Goa at this unearthly hour displayed flamboyance freedom. A freedom from fear of being beseeched while walking barefoot on the sands at late night hours, freedom to wear skimpy clothes and not being confronted by community moral police force. Freedom to travel without risk of being mugged. Goa’s acceptance of carefree style of living on beaches combined with somber religious, cultural ethos in temples, churches makes it a city of tolerance. The laid-back lifestyle, the afternoon siesta, the friendly simplicity of chatter loving Goans makes it a unique place in India.
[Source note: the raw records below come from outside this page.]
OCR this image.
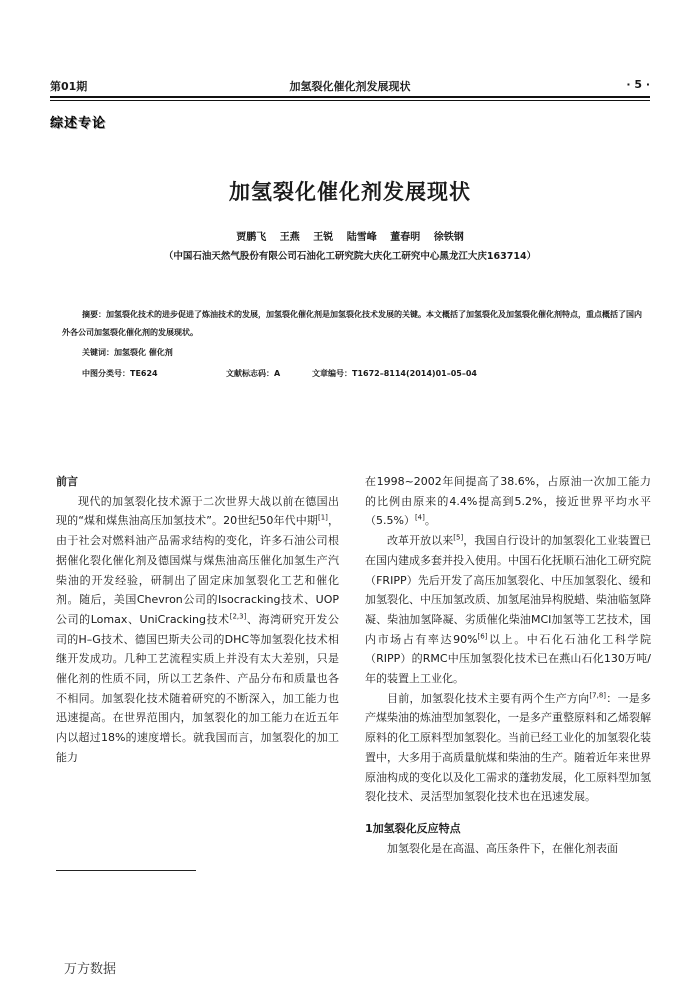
第01期	加氢裂化催化剂发展现状	· 5 ·
综述专论
加氢裂化催化剂发展现状
贾鹏飞 王燕 王锐 陆雪峰 董春明 徐铁钢
（中国石油天然气股份有限公司石油化工研究院大庆化工研究中心黑龙江大庆163714）
摘要：加氢裂化技术的进步促进了炼油技术的发展，加氢裂化催化剂是加氢裂化技术发展的关键。本文概括了加氢裂化及加氢裂化催化剂特点，重点概括了国内外各公司加氢裂化催化剂的发展现状。
关键词：加氢裂化 催化剂
中图分类号：TE624	文献标志码：A	文章编号：T1672–8114(2014)01–05–04

前言

现代的加氢裂化技术源于二次世界大战以前在德国出现的“煤和煤焦油高压加氢技术”。20世纪50年代中期[1]，由于社会对燃料油产品需求结构的变化，许多石油公司根据催化裂化催化剂及德国煤与煤焦油高压催化加氢生产汽柴油的开发经验，研制出了固定床加氢裂化工艺和催化剂。随后，美国Chevron公司的Isocracking技术、UOP公司的Lomax、UniCracking技术[2,3]、海湾研究开发公司的H–G技术、德国巴斯夫公司的DHC等加氢裂化技术相继开发成功。几种工艺流程实质上并没有太大差别，只是催化剂的性质不同，所以工艺条件、产品分布和质量也各不相同。加氢裂化技术随着研究的不断深入，加工能力也迅速提高。在世界范围内，加氢裂化的加工能力在近五年内以超过18%的速度增长。就我国而言，加氢裂化的加工能力

在1998~2002年间提高了38.6%，占原油一次加工能力的比例由原来的4.4%提高到5.2%，接近世界平均水平（5.5%）[4]。

改革开放以来[5]，我国自行设计的加氢裂化工业装置已在国内建成多套并投入使用。中国石化抚顺石油化工研究院（FRIPP）先后开发了高压加氢裂化、中压加氢裂化、缓和加氢裂化、中压加氢改质、加氢尾油异构脱蜡、柴油临氢降凝、柴油加氢降凝、劣质催化柴油MCI加氢等工艺技术，国内市场占有率达90%[6]以上。中石化石油化工科学院（RIPP）的RMC中压加氢裂化技术已在燕山石化130万吨/年的装置上工业化。

目前，加氢裂化技术主要有两个生产方向[7,8]：一是多产煤柴油的炼油型加氢裂化，一是多产重整原料和乙烯裂解原料的化工原料型加氢裂化。当前已经工业化的加氢裂化装置中，大多用于高质量航煤和柴油的生产。随着近年来世界原油构成的变化以及化工需求的蓬勃发展，化工原料型加氢裂化技术、灵活型加氢裂化技术也在迅速发展。

1加氢裂化反应特点

加氢裂化是在高温、高压条件下，在催化剂表面

万方数据
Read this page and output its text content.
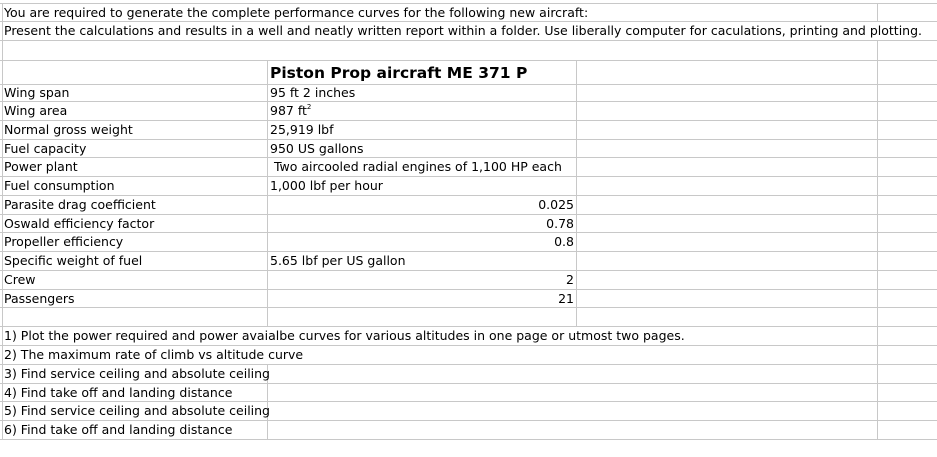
You are required to generate the complete performance curves for the following new aircraft:
Present the calculations and results in a well and neatly written report within a folder. Use liberally computer for caculations, printing and plotting.
Piston Prop aircraft ME 371 P
Wing span
Wing area
Normal gross weight
Fuel capacity
Power plant
Fuel consumption
Parasite drag coefficient
Oswald efficiency factor
Propeller efficiency
Specific weight of fuel
Crew
Passengers
95 ft 2 inches
987 $ft^2$
25,919 lbf
950 US gallons
Two aircooled radial engines of 1,100 HP each
1,000 lbf per hour
5.65 lbf per US gallon
0.025
0.78
0.8
2
21
1) Plot the power required and power avaialbe curves for various altitudes in one page or utmost two pages.
2) The maximum rate of climb vs altitude curve
3) Find service ceiling and absolute ceiling
4) Find take off and landing distance
5) Find service ceiling and absolute ceiling
6) Find take off and landing distance
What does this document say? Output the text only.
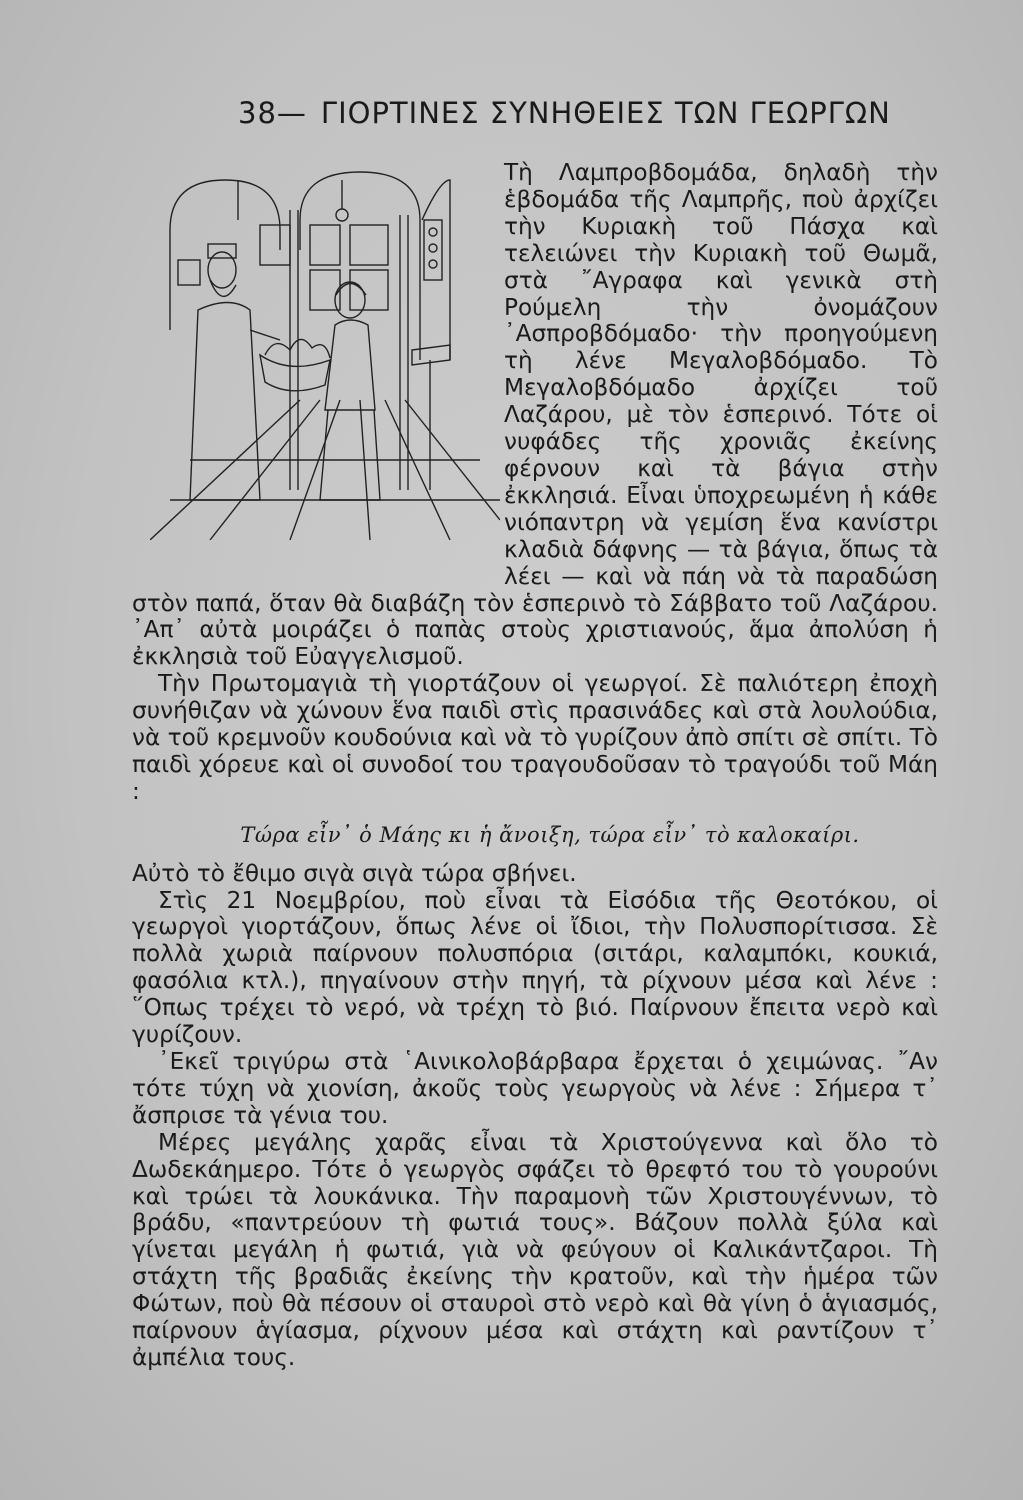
38— ΓΙΟΡΤΙΝΕΣ ΣΥΝΗΘΕΙΕΣ ΤΩΝ ΓΕΩΡΓΩΝ

Τὴ Λαμπροβδομάδα, δηλαδὴ τὴν ἑβδομάδα τῆς Λαμπρῆς, ποὺ ἀρχίζει τὴν Κυριακὴ τοῦ Πάσχα καὶ τελειώνει τὴν Κυριακὴ τοῦ Θωμᾶ, στὰ ῎Αγραφα καὶ γενικὰ στὴ Ρούμελη τὴν ὀνομάζουν ᾿Ασπροβδόμαδο· τὴν προηγούμενη τὴ λένε Μεγαλοβδόμαδο. Τὸ Μεγαλοβδόμαδο ἀρχίζει τοῦ Λαζάρου, μὲ τὸν ἑσπερινό. Τότε οἱ νυφάδες τῆς χρονιᾶς ἐκείνης φέρνουν καὶ τὰ βάγια στὴν ἐκκλησιά. Εἶναι ὑποχρεωμένη ἡ κάθε νιόπαντρη νὰ γεμίση ἕνα κανίστρι κλαδιὰ δάφνης — τὰ βάγια, ὅπως τὰ λέει — καὶ νὰ πάη νὰ τὰ παραδώση στὸν παπά, ὅταν θὰ διαβάζη τὸν ἑσπερινὸ τὸ Σάββατο τοῦ Λαζάρου. ᾿Απ᾿ αὐτὰ μοιράζει ὁ παπὰς στοὺς χριστιανούς, ἅμα ἀπολύση ἡ ἐκκλησιὰ τοῦ Εὐαγγελισμοῦ.

Τὴν Πρωτομαγιὰ τὴ γιορτάζουν οἱ γεωργοί. Σὲ παλιότερη ἐποχὴ συνήθιζαν νὰ χώνουν ἕνα παιδὶ στὶς πρασινάδες καὶ στὰ λουλούδια, νὰ τοῦ κρεμνοῦν κουδούνια καὶ νὰ τὸ γυρίζουν ἀπὸ σπίτι σὲ σπίτι. Τὸ παιδὶ χόρευε καὶ οἱ συνοδοί του τραγουδοῦσαν τὸ τραγούδι τοῦ Μάη :

Τώρα εἶν᾿ ὁ Μάης κι ἡ ἄνοιξη, τώρα εἶν᾿ τὸ καλοκαίρι.

Αὐτὸ τὸ ἔθιμο σιγὰ σιγὰ τώρα σβήνει.

Στὶς 21 Νοεμβρίου, ποὺ εἶναι τὰ Εἰσόδια τῆς Θεοτόκου, οἱ γεωργοὶ γιορτάζουν, ὅπως λένε οἱ ἴδιοι, τὴν Πολυσπορίτισσα. Σὲ πολλὰ χωριὰ παίρνουν πολυσπόρια (σιτάρι, καλαμπόκι, κουκιά, φασόλια κτλ.), πηγαίνουν στὴν πηγή, τὰ ρίχνουν μέσα καὶ λένε : ῞Οπως τρέχει τὸ νερό, νὰ τρέχη τὸ βιό. Παίρνουν ἔπειτα νερὸ καὶ γυρίζουν.

᾿Εκεῖ τριγύρω στὰ ῾Αινικολοβάρβαρα ἔρχεται ὁ χειμώνας. ῎Αν τότε τύχη νὰ χιονίση, ἀκοῦς τοὺς γεωργοὺς νὰ λένε : Σήμερα τ᾿ ἄσπρισε τὰ γένια του.

Μέρες μεγάλης χαρᾶς εἶναι τὰ Χριστούγεννα καὶ ὅλο τὸ Δωδεκάημερο. Τότε ὁ γεωργὸς σφάζει τὸ θρεφτό του τὸ γουρούνι καὶ τρώει τὰ λουκάνικα. Τὴν παραμονὴ τῶν Χριστουγέννων, τὸ βράδυ, «παντρεύουν τὴ φωτιά τους». Βάζουν πολλὰ ξύλα καὶ γίνεται μεγάλη ἡ φωτιά, γιὰ νὰ φεύγουν οἱ Καλικάντζαροι. Τὴ στάχτη τῆς βραδιᾶς ἐκείνης τὴν κρατοῦν, καὶ τὴν ἡμέρα τῶν Φώτων, ποὺ θὰ πέσουν οἱ σταυροὶ στὸ νερὸ καὶ θὰ γίνη ὁ ἁγιασμός, παίρνουν ἁγίασμα, ρίχνουν μέσα καὶ στάχτη καὶ ραντίζουν τ᾿ ἀμπέλια τους.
Being in the middle east, beaches and sand no long interest me yet I yearn for Goa monsoon, its wild rains make even huge coconut trees swing to its mercy, small rivulets filling up with sullying with red soil to form giants streams only to get submerged with gusto in Zuari and Mandovi rivers. Watching the fury of lashing rains from the sloping rooftop mud houses, filling the nostrils with aromatic waft of fried prawns… Goa is exotic in rains!!!